High performance, light absorbing semiconductors are of intense interest for the solar-driven generation of sustainable fuels in photocatalytic and photoelectrochemical systems. Whilst metal oxides are the most-studied photoactive materials for the evolution of hydrogen from water and methanol from carbon dioxide and water, organic semiconductors can advantageously be synthesised from abundant sources; offer control over microstructure, light harvesting properties and redox potentials; and have the potential to be used in technologically simple devices. Despite substantial increases in the activities of organic photo-driven systems over the last five years, few studies[1] have managed to deconvolute the many factors (structural, optical, and electronic) that define the performance of these materials.

In this talk, I will primarily use transient absorption spectroscopy to demonstrate that generating charges which can live for microseconds is critical to the performance of a wide variety of different carbon nitride and linear conjugated polymer photocatalyst and photoelectrode systems [2-5]. However, generating large yields of these long-lived charges is a serious challenge in organic materials as excitons and charges typically recombine on the picosecond-nanosecond timescale. I will present several design strategies which can be employed to retard these processes, with particular focus on the timescales at which sacrificial agents and water influence the photophysics of the polymer system.

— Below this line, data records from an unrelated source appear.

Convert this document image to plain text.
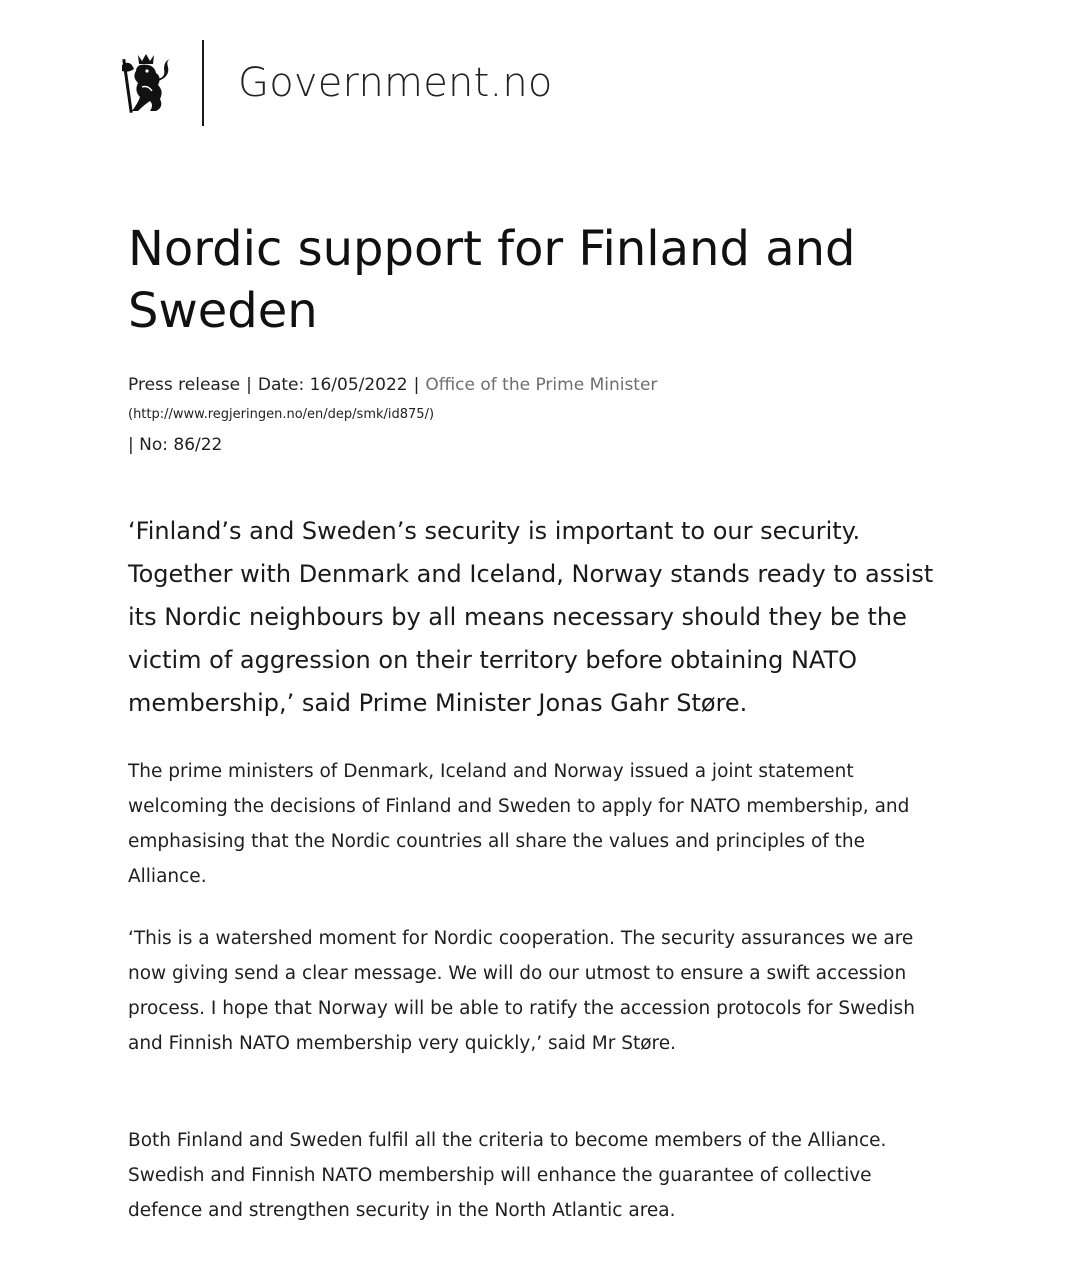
Government.no
Nordic support for Finland and Sweden
Press release | Date: 16/05/2022 | Office of the Prime Minister
(http://www.regjeringen.no/en/dep/smk/id875/)
| No: 86/22

‘Finland’s and Sweden’s security is important to our security. Together with Denmark and Iceland, Norway stands ready to assist its Nordic neighbours by all means necessary should they be the victim of aggression on their territory before obtaining NATO membership,’ said Prime Minister Jonas Gahr Støre.

The prime ministers of Denmark, Iceland and Norway issued a joint statement welcoming the decisions of Finland and Sweden to apply for NATO membership, and emphasising that the Nordic countries all share the values and principles of the Alliance.

‘This is a watershed moment for Nordic cooperation. The security assurances we are now giving send a clear message. We will do our utmost to ensure a swift accession process. I hope that Norway will be able to ratify the accession protocols for Swedish and Finnish NATO membership very quickly,’ said Mr Støre.

Both Finland and Sweden fulfil all the criteria to become members of the Alliance. Swedish and Finnish NATO membership will enhance the guarantee of collective defence and strengthen security in the North Atlantic area.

I will first use a series of novel sulfone-containing linear conjugated polymer photocatalysts to demonstrate that excitonic hole transfer from the polymer to the sacrificial donor can occur on the picosecond timescale, strongly competing with exciton recombination [2]. Crucially, the ability of the best-performing polymer to generate long-lived electrons is dependent on the thermodynamic driving force for hole transfer to the sacrificial donor.

Alternatively, excitons can be separated using an organic heterojunction. However, whilst a PM6:Y6 photoanode can efficiently separate excitons on the picosecond timescale with no applied bias, long-lived active charges are only observed when spatially separated by an applied bias [3]. We similarly find that low charge mobility in carbon nitride photoanodes limits their ability to physically separate charges, and can be improved by introducing a conductive network into the electrode [4]. Building on these observations, we demonstrate that the lifetime and yield of PM6 hole polarons can be improved in the PM6:Y6 photoanode by adding a PM6 overlayer on top of the bulk heterojunction. The PM6 overlayer aids the spatial separation of charges, retarding bimolecular recombination [3]. Finally we show that the inclusion of oligo(ethylene glycol) side chains to a polymer photocatalyst also extends the lifetime and yield of the active electrons relative to its alkylated analogue [5]. In this case, the hydrophilicity of the side chains causes substantial swelling, with the resulting spatial separation again reducing recombination.

Overall, I aim to show that a wide range of photo(electro)chemical organic materials and device structures can be improved through several common design themes.